Current understanding and Expected behavior

My understanding is that Consul should automatically create and manage the TLS certs and distribute those certs to the Envoy pods. Additionally, this process should work, and I should not need to interfere with this process at all beyond configuration.

Environment details

Values.yaml used is included above.

consul-k8s: v1.4.0

consul:

Consul v1.18.1
Revision 98cb473c
Build Date 2024-03-26T21:59:08Z
Protocol 2 spoken by default, understands 2 to 3 (agent will automatically use protocol >2 when speaking to compatible agents)

Kubernetes is DigitalOcean (DOKS) v1.29.1-do.0.

Cilium, CoreDNS, CSI, Hubble, and Konnectivity are installed and managed by DigitalOcean.

I have deployed Traefik as the ingress controller.

All infrastructure has been deployed using Terraform.

Additional Context

Router -> Initial Context ServiceIntention ```yaml apiVersion: consul.hashicorp.com/v1alpha1 kind: ServiceIntentions metadata: name: initial-context namespace: my-namespace spec: destination: name: initial-context sources: - name: router permissions: - action: allow http: methods: - GET - POST pathExact: /graph ```
blake commented 7 months ago

@craigbehnke Your application is trying to connect directly to the pod IP instead of the cluster IP for the K8s service, 10.245.228.123.

The traffic from the downstream proxy is being routed through the original-destination cluster which passes the connection directly through as a plain TCP connection without encryption. The upstream subsequently throws an error because it is expecting to receive TLS traffic, but instead is receiving an unencrypted connection from the downstream.

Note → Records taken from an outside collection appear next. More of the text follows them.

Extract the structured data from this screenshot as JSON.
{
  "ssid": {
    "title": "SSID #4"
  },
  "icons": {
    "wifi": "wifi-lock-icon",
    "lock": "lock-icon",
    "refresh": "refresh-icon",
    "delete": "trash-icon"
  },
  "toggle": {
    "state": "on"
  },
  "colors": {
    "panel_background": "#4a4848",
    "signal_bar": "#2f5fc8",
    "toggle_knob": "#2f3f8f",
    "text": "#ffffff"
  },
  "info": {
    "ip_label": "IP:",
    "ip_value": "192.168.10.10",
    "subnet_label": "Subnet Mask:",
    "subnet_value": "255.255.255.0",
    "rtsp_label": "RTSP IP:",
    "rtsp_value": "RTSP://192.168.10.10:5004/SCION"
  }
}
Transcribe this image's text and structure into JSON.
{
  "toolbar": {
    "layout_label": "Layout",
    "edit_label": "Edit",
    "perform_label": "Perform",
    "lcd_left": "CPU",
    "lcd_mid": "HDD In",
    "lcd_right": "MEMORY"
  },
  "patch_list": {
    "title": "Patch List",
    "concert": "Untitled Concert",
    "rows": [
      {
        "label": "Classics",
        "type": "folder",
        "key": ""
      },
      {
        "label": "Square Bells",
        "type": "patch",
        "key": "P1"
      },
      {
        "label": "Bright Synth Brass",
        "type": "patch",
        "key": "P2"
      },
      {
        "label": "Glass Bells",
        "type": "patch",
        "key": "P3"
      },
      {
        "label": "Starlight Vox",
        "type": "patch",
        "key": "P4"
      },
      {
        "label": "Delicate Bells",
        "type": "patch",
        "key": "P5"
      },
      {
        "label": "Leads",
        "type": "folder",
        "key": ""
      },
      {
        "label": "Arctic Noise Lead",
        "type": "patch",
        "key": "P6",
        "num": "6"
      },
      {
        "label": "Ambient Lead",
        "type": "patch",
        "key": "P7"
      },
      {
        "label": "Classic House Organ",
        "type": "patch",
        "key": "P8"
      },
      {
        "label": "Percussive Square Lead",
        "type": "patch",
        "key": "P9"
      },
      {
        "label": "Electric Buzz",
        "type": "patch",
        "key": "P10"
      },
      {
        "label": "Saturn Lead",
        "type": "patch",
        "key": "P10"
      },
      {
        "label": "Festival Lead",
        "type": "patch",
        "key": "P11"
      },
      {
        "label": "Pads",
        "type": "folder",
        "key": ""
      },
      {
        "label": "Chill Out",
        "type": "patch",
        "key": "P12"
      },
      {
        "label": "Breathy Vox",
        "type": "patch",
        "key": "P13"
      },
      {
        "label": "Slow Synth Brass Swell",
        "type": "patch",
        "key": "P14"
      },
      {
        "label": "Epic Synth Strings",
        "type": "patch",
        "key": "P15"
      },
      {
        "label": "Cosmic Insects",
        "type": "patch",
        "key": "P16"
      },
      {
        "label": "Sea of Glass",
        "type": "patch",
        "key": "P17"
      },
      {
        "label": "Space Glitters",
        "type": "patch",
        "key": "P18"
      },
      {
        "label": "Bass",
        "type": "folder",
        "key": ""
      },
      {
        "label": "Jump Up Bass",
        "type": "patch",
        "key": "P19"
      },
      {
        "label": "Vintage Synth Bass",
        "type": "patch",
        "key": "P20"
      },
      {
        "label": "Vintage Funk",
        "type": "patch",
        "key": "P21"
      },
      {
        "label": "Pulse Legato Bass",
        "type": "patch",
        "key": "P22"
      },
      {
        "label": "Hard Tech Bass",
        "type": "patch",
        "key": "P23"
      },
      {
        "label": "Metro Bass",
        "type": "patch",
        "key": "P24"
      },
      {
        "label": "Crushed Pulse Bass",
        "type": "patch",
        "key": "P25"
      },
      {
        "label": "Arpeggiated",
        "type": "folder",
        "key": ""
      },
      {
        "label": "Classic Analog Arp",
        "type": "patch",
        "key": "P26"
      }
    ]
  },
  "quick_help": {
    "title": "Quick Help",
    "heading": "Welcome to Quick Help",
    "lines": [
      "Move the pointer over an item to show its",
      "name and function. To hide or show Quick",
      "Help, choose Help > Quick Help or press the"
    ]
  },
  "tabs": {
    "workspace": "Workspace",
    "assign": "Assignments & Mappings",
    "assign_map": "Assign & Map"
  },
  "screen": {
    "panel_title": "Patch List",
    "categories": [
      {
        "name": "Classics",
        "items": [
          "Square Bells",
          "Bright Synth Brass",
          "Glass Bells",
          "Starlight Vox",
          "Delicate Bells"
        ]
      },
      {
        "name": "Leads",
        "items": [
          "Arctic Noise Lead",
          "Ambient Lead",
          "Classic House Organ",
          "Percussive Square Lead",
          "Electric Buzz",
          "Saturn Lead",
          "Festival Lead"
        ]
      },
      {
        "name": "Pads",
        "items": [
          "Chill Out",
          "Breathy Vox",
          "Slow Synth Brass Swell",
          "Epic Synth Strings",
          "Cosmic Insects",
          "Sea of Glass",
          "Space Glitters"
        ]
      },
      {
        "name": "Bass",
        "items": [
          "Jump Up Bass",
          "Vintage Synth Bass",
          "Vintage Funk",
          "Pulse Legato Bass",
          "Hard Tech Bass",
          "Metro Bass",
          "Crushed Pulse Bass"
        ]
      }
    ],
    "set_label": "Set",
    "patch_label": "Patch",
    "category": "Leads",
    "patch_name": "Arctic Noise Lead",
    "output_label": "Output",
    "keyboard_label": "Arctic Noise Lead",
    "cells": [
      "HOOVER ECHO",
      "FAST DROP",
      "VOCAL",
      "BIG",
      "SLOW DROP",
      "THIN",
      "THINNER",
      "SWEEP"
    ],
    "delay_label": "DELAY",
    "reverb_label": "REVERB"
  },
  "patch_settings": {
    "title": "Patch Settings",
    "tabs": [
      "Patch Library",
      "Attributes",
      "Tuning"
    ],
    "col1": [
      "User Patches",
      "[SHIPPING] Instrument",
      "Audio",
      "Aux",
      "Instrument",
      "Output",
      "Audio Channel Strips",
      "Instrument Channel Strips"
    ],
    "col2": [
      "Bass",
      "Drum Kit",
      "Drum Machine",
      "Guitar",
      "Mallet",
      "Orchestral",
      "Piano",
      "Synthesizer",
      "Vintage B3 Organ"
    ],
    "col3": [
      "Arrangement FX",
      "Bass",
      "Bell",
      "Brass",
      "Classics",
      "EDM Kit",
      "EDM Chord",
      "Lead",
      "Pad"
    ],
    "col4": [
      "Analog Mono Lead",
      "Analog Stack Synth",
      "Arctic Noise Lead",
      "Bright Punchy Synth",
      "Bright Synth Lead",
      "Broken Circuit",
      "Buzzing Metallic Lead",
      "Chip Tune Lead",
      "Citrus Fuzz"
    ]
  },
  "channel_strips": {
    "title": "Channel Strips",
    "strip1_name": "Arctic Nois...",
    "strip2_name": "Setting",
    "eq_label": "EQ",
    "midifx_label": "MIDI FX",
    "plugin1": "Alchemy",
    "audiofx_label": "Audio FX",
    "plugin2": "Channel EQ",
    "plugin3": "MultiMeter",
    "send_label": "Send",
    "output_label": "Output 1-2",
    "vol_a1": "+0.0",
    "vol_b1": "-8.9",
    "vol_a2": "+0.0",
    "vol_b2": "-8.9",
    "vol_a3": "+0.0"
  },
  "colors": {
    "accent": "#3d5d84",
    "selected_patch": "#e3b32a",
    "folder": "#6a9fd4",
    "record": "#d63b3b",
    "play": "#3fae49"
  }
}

There's two potential solutions to this.

  1. Configure your application to connect to the upstream using the cluster IP address from the K8s Service.
  2. Enable transparentProxy.dialedDirectly=true in the ServiceDefaults config for the upstream service. This will allow downstream pods to access individual service instances by connecting to the pod IPs instead of the Service address.
craigbehnke commented 7 months ago

@blake You are a lifesaver! Thank you very much!

As an aside, is it better to target the service IP instead of the pod IP? If so, what would I change to get that to work? (I thought that the {svc-name}.service.consul address would resolve to that service-level resource)

blake commented 7 months ago

@craigbehnke You can either look up the service using the Kubernetes Service DNS name, or the Consul virtual IP address using the <name>.virtual.consul hostname. Either lookup will return an IP that allows Envoy to correctly match the incoming connection to the correct upstream service and route it appropriately.